Richard Russell is a consultant respiratory physician at Lymington New Forest Hospital. He believes that most of us don’t breathe “naturally” any more.
“As babies, we naturally take deep breaths from our abdomens. As we get older, periods of stress cause our central nervous systems to operate in the sympathetic mode. This means that our natural ‘fight or flight’ response kicks in, which causes us to take shorter, sharper breaths,” explains Russell, who is also an honorary senior lecturer at the University of Oxford. “Over time, we become used to over-breathing and start to hyperventilate permanently, which leads to a poor exchange of oxygen and carbon dioxide in the bloodstream.”
Taking in too little oxygen this way can lead to symptoms including dizziness, headaches, confusion and poor co-ordination. This can eventually cause a condition known as hypoxaemia, where there isn’t enough oxygen in the blood to nourish our tissues and organs properly, resulting in extreme fatigue, insomnia, depression and even panic attacks. Over-breathing can also mean that we exhale too much carbon dioxide, which can put the pH levels of our cells out of balance.
It’s estimated that 80 per cent of people in the western world over-breathe. Directors are particularly prone to it because of their relatively high exposure to work-related stress. Typical signs of permanent hyperventilation include the tendency to breathe through the mouth instead of the nose; the need to inhale deeply before talking; and, most notably, an overdependence on the muscles of the upper chest. The way to correct it, experts claim, is to learn to breathe more slowly and deeply using the diaphragm, thereby rebalancing the autonomic nervous system.
“Many people in highly demanding roles understand the importance of taking time out to exercise and eat well to maintain good physical health, but very few pay attention to how they breathe, which is just as important,” says Alan Dolan, a “breath guru” who teaches a technique known as conscious breathing. “This involves really focusing on infusing the body with oxygen. It’s a safe and effective way of recharging our own, often depleted, systems to work to their healing capacity.”

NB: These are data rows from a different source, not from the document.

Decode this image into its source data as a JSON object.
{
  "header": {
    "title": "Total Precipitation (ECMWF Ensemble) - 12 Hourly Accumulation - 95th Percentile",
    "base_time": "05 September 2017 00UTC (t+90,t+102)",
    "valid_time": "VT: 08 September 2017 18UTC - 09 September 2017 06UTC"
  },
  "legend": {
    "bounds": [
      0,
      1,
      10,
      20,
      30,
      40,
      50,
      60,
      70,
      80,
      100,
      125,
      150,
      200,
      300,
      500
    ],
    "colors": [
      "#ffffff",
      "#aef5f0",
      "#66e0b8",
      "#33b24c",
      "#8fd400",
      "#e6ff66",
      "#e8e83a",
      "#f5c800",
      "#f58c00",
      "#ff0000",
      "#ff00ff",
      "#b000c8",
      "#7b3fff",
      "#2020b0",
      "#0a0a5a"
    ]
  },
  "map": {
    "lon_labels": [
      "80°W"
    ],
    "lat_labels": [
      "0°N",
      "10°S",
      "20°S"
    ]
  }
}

As a former PR manager in the aerospace industry, Dolan had been suffering from executive stress himself when he discovered conscious breathing while on a sabbatical in 2004. Its mooted benefits include a reduction in stress, an increased ability to learn and a clearer mind. What’s more, you should start looking healthier, as there will be more oxygenated blood getting to your skin.

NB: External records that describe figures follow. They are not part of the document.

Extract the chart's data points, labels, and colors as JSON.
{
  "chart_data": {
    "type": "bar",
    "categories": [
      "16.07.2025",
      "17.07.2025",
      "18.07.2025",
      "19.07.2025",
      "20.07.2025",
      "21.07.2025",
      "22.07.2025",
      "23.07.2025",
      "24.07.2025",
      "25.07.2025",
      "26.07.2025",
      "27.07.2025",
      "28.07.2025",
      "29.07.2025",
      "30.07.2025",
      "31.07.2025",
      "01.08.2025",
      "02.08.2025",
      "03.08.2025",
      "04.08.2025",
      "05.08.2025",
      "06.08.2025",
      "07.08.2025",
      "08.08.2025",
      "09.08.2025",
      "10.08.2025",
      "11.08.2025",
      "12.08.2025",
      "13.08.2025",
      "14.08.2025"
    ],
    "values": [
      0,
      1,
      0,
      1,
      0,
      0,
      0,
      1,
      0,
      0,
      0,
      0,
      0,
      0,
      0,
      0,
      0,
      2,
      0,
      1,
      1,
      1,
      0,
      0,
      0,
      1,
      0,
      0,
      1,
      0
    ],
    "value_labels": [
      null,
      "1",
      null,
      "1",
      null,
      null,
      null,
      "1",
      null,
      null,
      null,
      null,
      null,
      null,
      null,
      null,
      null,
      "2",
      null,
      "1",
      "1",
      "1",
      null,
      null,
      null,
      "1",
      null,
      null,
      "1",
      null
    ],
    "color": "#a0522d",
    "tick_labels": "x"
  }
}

“Most people use only 25 per cent of their breathing capacity, but virtually every condition can be improved simply by drawing a fuller breath,” says Dolan, who now runs regular “breathing space retreats” and workshops in the UK and at his home on Lanzarote.
Lifestyle factors also affect how well we breathe, of course. A lack of exercise and excessive talking can be detrimental, as can poor air quality (smokers are obviously putting themselves at a huge disadvantage here). A study by the Max Planck Institute for Chemistry in Mainz has found that more than three million people die prematurely each year as a result of air pollution – a bigger death toll than that of malaria and HIV/Aids combined. If you can exercise regularly, get plenty of fresh air and avoid smoking your muscles should become more efficient at using the oxygen you take in.
So how can you fit conscious breathing into your busy routine? See below for the technique that Dolan advocates, which takes only 10 minutes a day. As you get used to breathing this way, your body will receive the amount of oxygen it needs and you should feel the benefits, to both your health and your performance as a business leader.
Alan Dolan’s daily 10-minute conscious breathing exercise
Lie supine in a warm, quiet place, with your head and upper body propped up at a 45-degree angle, firmly supported by pillows or cushions. Place your hands on your abdomen so that you can feel the breaths you’ll be taking. With your mouth wide open and jaw relaxed, inhale through your mouth deep into your abdomen for a count of two, then immediately exhale for one, like a quick sigh. Don’t pause; breathe in a continuous flow. The goal, Dolan says, is a “connected breath”.